FUMES #470
November 5, 2008
A breakthrough champion, but a series headed for oblivion nonetheless.
By Peter M. De Lorenzo
Detroit. Lewis Hamilton, the new Formula 1 World Champion, is the youngest person ever to achieve that distinction - at 23 years old - and the first person of color ever to do so. A magnificent achievement by any measure. Unfortunately, Hamilton's accomplishment can't save a once-great racing series from certain, self-induced oblivion.
It was interesting to hear the announcers getting overheated at the finish of the Grand Prix of Brazil, as if that one race would somehow make up for the fact that the F1 season was, for the most part, a lackluster display from start to finish. Sure, there were fleeting moments when F1 was mildly interesting this year, but let's face it, those instances were few and far between.
And now that the Bernie and Max show is threatening to take F1 down three or four notches in technology to become yet another glorified spec racing series, the likelihood of a long, downward spiral looks to be inescapable, and the overall interest in what was once a grand racing endeavor will surely wane. Up next? A calculated shift away from North America and even England - the spiritual home of the sport - for new markets in Asia and the Middle East. Why? It's simple, these are the markets that haven't had time to grow tired of the Bernie and Max show, yet. And these are the countries that think a $40 million fee to stage an F1 race is reasonable.
With Bernie and Max spouting platitudes and generalities about "cutting costs" while extracting wildly exorbitant sums from countries that think they need to host an F1 race to be considered vital, it's not that hard to imagine that Formula 1 will become a regional - Asia and the Middle East - racing series by 2012. Will Bernie and Max care? Of course not. They'll just say that the world has changed and that the roots and origins of the series don't really matter anymore. Right up until the point where F1 disappears for good.
But congratulations to Lewis and the McLaren team for a great season. And if you're an F1 fan savor this season, because the future is fraught with uncertainty, to say the least.
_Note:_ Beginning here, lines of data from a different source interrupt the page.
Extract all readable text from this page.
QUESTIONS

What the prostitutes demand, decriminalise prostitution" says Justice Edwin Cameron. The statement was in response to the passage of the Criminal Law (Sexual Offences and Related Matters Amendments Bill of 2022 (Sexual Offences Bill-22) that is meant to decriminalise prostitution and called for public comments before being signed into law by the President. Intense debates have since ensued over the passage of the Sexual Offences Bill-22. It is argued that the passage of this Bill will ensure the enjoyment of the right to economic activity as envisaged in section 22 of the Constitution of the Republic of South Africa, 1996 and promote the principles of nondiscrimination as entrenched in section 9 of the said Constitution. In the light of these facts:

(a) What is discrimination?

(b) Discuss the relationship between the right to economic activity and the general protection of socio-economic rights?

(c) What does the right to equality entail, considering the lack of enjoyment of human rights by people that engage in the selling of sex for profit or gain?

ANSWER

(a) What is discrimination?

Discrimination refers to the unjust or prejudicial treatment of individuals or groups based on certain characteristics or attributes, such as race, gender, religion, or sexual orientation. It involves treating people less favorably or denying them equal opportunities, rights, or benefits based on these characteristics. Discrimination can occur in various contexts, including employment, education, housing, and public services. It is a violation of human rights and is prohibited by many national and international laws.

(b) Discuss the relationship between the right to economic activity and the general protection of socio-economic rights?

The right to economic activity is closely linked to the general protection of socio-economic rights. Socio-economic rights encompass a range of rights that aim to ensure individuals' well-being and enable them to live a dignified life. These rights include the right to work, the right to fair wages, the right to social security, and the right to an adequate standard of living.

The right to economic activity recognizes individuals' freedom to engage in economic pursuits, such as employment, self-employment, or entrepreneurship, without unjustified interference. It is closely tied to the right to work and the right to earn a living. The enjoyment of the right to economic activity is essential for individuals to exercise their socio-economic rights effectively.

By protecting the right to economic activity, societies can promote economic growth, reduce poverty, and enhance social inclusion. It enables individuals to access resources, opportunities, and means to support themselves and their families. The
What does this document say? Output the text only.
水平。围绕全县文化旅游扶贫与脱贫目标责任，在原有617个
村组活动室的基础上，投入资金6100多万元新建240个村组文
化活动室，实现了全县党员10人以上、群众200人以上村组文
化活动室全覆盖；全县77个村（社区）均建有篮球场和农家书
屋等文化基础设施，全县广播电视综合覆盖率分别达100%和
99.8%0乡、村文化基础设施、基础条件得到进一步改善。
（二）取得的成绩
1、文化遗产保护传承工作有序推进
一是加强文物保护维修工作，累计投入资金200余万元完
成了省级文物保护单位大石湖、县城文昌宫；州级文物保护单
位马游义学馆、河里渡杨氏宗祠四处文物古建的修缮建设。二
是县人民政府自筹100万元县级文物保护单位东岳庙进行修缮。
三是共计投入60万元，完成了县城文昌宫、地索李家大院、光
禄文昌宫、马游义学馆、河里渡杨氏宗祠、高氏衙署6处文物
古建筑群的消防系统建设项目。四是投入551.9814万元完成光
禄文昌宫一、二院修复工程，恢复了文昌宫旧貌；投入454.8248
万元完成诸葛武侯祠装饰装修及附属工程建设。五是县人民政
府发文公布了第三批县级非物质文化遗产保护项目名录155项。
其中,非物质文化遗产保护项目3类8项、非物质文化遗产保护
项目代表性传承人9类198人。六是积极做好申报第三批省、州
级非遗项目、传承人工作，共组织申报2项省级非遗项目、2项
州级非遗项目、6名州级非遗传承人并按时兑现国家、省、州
Publisher's Note: As part of our continuing series celebrating the "Glory Days" of racing, we're proud to present another noteworthy image from the Ford Racing Archives. - PMD
(Ford Racing Archives)
Indianapolis, Indiana, 1935. A front-wheel-drive Miller Ford V8 Indy racer photographed during practice. The innovative, factory-backed entry was one of four specially-built, front-wheel-drive Miller-Ford V8s that qualified for the 1935 Indianapolis 500. The effort ended in failure when heat from the exhaust pipes caused the steering gears to seize. From the Miller/Offenhauser Racing History Page: Upon arrival in New York, his old crony, Preston Tucker, sought Harry Miller out. Tucker felt that a stock-block engine in a modern, independently sprung chassis might have a chance to win. He knew that Miller certainly could design such running gear, and that he, Tucker, master salesman, had the chutzpah and contacts throughout Detroit to sell the package to a major automobile manufacturer. It was to Edsel Ford that Tucker grandly and eloquently pitched the idea. At the end of February 1935 a deal was struck for the construction of ten cars for the upcoming Indy 500, at a cost of $75,000. The machines and equipment to build the cars didn't arrive until March, leaving less than sixty days to outfit the shop, complete the design and drawings, build the avant-garde race cars, and test and develop them. The inevitable happened. The cars were rushed together in an environment of unrelieved panic, twenty-four hours a day and seven days a week. Only four cars qualified for the race and all retired early for the same reason: a seized steering gearbox overheated by its proximity to the exhaust. It could have been rendered perfectly operational if but a few minutes of practice time had been available. After the race and the fiasco, Henry Ford himself ordered the ten cars hauled away, to be gotten out of sight for a couple of years or so. The Miller-Ford dealt a devastating but passing blow to the Ford image. Harry Miller was the fall guy for the unrealizable fantasies of others, in which he had allowed himself to become enmeshed. What remained were the most beautiful American racing cars of the decade. The harbinger of a new age, they were low, rakish, streamlined beyond belief in every detail except the elegant radiator grill. After the Miller-Ford debacle, Miller formed a business venture with the internationally renowned automotive stylist, Tom Hibbard. Hibbard's vision was a trim speedster based on a shortened Ford V-8 chassis; Miller's vision was a 91-ci straight-eight, mid-engined, fully independently sprung sports car. Nothing came of either of their dreams.